The views of FIG. 26 include a top view, a section view (B-B) taken
along section line B-B of the top view and a section view (C-C)
taken along section line C-C of view (a). Implant 320 comprises a
first major surface 338 adapted to be positioned upon the tibial
plateau of, a tibia, and a second major surface 340 adapted to be
positioned against the medial condyle of a femur. Second major
surface 340 preferably provides a femoral glide path 342 to
facilitate its performance in situ, in the form of a generally
central depression 344. As shown in FIG. 26, implant 320 also
comprises a mesial ridge 135 extending beyond second major surface
340. In some advantageous embodiments of the present invention,
mesial ridge 135 is dimensioned so as to extend between the medial
condyle and the lateral condyle of a femur.
[0147] FIG. 27 shows various views of implant 320 shown in the
previous figure. The views of FIG. 27 include a bottom view, a
section view (B-B) taken along section line B-B of the bottom view
and a section view (C-C) taken along section line C-C of view (a).
Implant 320 comprises a first major surface 338 adapted to be
positioned upon the tibial plateau of a tibia, and a second major
surface 340 adapted to be positioned against the medial condyle of
a femur.
[0148] As shown in FIG. 27, implant 320 comprises a tibial
projection 346 extending beyond first major surface 338. In some
advantageous implementations of the present invention, tibial
projection 346 is adapted to catch a posterior portion of the
tibial plateau by extending over the rim of the tibial plateau.

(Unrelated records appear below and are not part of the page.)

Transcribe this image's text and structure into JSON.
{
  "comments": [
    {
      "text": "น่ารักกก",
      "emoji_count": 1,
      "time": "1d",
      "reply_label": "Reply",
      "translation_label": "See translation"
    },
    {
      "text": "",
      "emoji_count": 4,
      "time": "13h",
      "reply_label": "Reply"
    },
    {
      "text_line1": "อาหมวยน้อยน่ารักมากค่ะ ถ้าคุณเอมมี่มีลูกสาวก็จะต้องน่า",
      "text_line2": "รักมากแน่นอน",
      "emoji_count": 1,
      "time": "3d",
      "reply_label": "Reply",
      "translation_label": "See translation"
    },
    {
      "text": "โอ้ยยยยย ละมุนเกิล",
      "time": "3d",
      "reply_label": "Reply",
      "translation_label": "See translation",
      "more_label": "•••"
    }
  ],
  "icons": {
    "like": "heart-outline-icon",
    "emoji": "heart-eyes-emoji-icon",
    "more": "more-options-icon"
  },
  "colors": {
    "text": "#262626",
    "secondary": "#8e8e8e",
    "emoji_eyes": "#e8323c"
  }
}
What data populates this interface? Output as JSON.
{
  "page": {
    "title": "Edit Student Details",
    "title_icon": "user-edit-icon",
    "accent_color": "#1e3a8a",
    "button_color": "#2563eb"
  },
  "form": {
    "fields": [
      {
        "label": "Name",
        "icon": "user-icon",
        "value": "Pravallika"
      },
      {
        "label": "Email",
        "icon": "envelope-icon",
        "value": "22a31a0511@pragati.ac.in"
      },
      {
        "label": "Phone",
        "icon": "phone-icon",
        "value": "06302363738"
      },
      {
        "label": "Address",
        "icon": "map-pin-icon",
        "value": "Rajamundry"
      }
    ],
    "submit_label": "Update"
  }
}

Fixation of implant 320 in situ can be accomplished by effectively
capping the tibial plateau with tibial projection 346 extending
distally over the rim of the plateau at one end of implant 320 and
attaching another end of implant 320 with sutures. Implant 320 of
FIG. 27 defines a hole 354. In some embodiments of the present
invention, hole 354 is dimensioned so as to allow one or more
sutures to pass through implant 320. The first major surface 338 of
implant 320 provides with a convex bottom configuration in order to
better conform to the cavity of an arthritic posterior tibial
plateau.
[0149] FIG. 28 is a top view showing an implant 320 including a
plurality of tethers 336. Tethers 336 can comprise, for example,
sutures or fibrous materials that are incorporated into or onto the
material of implant 320, for use in improving the initial and/or
long term retention of implant 320 in situ, e.g., by tethering
implant 320 in a desired position proximate a joint. Such other
materials can be temporarily positioned into or upon a mold during
molding of an implant so that they become integrated into the
material of the implant as that material fills the mold. With the
resulting component positioned in situ, tethers 336 can be used to
tether the implant, by securing them to the surrounding soft tissue
and/or bone by use of adhesives, sutures, screws, pins, staples, or
the like, and other types of anchors, or combinations thereof,
which in turn can be prepared using bioabsorbable and/or
non-bioabsorbable cements, composites, and adhesives. The tethers
can provide both an immediate fixation function, and optionally
also a desired long term function, by permitting them to be either
absorbed by the body over time, and/or to permit or encourage
fibrous tissue ingrowth for long term fixation.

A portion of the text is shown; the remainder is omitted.